Pain is a homeostatic mechanism that intervenes to protect the organism from harmful stimuli that could damage its integrity. It is made up of two components: the sensory-discriminative component, which identifies the provenance and characteristics of the type of pain; and the affective-motivational component, on which emotional reflexes, following the painful sensation, depend.There is a system for pain control at an encephalic and spinal level, principally made up of the periaqueductal grey matter, the periventricular area, the nucleus raphe magnus, and the pain-inhibition complex situated in the posterior horns of the spinal cord. Through the activation of these pain-control systems, the nervous system suppresses the afference of pain signals. Endogenous opioids represent another analgesic system.In the course of various studies on pain transmission in Down patients, the reduced tolerance of pain and the incapacity to give a qualitative and quantitative description emerged in a powerful way.

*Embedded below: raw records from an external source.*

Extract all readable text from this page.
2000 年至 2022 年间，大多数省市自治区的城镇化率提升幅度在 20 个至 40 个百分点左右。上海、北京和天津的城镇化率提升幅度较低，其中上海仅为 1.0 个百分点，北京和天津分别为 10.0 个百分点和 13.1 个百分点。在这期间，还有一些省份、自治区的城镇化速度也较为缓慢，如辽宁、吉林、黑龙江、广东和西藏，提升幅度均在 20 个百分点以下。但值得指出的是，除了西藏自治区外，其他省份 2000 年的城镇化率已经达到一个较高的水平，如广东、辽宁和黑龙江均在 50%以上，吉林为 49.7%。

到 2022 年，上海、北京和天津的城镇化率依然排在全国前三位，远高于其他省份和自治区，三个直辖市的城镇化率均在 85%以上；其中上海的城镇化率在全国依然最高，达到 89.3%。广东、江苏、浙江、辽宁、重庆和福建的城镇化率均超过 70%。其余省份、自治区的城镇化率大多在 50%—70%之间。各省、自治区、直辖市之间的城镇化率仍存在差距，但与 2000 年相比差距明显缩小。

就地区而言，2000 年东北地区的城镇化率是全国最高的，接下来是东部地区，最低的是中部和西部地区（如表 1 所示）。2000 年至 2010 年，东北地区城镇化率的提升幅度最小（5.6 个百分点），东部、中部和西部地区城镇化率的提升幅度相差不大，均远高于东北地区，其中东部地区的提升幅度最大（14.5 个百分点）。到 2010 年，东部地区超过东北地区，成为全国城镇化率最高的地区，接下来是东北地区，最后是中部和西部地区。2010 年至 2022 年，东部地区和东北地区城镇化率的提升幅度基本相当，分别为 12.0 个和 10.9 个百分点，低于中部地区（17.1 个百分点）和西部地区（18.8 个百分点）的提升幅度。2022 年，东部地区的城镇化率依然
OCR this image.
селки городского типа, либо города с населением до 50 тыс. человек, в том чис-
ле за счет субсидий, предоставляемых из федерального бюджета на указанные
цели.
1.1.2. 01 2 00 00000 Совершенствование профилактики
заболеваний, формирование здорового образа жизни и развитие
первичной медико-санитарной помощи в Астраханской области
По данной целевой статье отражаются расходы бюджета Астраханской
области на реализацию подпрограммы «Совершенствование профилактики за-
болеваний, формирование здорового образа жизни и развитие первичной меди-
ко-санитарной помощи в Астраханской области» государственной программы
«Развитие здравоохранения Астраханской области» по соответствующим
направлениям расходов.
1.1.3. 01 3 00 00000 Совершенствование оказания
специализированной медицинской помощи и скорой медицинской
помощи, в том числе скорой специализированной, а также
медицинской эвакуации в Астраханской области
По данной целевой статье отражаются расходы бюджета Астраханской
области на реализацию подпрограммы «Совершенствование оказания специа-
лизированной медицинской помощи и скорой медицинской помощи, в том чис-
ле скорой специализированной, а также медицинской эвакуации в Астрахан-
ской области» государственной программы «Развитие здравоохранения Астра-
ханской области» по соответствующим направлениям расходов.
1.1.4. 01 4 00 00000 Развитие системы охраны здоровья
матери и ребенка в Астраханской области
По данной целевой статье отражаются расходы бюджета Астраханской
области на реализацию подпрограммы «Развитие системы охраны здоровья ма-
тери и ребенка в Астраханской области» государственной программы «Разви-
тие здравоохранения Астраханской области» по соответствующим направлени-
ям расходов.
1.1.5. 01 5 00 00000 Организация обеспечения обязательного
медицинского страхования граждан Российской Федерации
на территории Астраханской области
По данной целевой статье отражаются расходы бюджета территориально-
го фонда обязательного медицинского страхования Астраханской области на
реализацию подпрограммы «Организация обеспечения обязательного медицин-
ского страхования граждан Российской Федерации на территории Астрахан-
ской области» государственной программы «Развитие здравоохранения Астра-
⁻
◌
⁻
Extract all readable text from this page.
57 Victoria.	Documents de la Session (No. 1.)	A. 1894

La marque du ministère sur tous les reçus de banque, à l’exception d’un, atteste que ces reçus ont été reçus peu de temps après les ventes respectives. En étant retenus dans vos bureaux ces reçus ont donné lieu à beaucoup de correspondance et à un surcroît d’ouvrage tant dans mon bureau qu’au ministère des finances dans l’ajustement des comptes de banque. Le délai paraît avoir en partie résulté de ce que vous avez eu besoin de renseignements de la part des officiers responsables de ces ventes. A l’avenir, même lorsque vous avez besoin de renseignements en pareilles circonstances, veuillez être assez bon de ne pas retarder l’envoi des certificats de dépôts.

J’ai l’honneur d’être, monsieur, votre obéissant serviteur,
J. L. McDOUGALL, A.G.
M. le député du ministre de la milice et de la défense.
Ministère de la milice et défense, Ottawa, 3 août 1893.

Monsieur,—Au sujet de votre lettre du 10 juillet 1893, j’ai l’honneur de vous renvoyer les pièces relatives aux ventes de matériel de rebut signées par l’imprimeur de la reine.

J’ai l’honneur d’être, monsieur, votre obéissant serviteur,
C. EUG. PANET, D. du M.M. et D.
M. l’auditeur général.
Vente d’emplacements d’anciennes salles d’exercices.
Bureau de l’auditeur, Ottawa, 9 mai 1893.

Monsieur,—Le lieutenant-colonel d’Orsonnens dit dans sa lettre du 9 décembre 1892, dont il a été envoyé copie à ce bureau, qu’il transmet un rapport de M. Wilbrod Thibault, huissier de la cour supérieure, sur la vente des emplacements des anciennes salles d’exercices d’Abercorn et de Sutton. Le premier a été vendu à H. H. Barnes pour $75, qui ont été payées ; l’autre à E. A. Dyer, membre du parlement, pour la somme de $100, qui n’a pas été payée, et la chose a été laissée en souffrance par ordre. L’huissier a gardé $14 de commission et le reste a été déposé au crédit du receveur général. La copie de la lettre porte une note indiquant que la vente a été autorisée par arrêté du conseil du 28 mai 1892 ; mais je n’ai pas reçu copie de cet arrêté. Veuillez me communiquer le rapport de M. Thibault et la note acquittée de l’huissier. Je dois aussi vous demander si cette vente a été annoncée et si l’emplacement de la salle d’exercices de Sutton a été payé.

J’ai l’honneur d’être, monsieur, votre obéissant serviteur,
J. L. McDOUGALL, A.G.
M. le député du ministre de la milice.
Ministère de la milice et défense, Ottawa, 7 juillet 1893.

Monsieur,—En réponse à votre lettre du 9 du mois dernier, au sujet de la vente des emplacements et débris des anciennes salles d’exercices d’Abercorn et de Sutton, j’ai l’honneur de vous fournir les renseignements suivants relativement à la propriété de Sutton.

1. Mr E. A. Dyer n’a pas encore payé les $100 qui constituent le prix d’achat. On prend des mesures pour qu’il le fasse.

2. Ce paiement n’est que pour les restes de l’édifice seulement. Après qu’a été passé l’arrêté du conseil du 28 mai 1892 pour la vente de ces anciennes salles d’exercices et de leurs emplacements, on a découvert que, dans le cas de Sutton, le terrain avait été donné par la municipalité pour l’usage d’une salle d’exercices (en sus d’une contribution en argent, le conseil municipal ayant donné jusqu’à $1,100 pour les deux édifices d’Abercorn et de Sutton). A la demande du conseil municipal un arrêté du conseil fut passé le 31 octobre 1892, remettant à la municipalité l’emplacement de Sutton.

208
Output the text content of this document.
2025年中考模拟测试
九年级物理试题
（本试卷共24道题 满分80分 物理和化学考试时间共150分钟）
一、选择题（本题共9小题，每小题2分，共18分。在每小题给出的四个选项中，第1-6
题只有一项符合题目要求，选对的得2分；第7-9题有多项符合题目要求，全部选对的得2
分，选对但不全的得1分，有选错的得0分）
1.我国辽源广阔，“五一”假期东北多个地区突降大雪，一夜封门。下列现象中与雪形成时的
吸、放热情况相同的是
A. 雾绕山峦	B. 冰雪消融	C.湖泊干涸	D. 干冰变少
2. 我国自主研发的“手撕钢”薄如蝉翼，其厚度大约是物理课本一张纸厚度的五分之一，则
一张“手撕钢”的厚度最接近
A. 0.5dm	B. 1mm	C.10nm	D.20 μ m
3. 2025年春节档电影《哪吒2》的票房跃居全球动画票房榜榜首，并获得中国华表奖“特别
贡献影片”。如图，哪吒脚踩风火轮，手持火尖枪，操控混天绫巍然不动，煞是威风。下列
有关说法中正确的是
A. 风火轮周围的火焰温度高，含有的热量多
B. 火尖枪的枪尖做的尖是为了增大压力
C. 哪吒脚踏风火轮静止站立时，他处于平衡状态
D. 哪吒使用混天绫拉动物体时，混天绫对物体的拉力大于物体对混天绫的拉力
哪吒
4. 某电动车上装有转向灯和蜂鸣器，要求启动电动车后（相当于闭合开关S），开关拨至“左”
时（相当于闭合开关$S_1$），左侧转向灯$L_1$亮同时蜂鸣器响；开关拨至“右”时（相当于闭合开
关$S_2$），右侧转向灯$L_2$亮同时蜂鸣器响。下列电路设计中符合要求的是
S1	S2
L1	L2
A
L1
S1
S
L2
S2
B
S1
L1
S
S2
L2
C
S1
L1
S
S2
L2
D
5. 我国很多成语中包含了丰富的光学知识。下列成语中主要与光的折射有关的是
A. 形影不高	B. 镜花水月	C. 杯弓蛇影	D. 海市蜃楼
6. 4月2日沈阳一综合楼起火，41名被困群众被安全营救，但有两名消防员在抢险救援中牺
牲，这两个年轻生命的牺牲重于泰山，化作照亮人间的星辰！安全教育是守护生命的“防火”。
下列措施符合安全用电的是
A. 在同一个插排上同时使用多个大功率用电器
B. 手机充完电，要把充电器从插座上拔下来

All of these aspects cause difficulty in evaluating pain. This is linked to several learning difficulties. However, it cannot be excluded that in these anomalies of pain perception, both the anatomical and the neurotransmitter alteration, typical of this syndrome, may hold a certain importance.This fact may have important clinical repercussions that could affect the choice of therapeutic and rehabilitative schemes for treatment of pathologies in which pain is the dominant symptom, such as postoperative pain. It could influence research on analgesics that are more suitable for these patients, the evaluation of the depth of analgesia during surgical operation, and ultimately, absence of obvious pain manifestations. In conclusion, alterations of the central nervous system, neurotransmitters, pain transmission, and all related problems should be considered in the management of pain in patients with Down's syndrome, especially by algologists and anesthesiologists.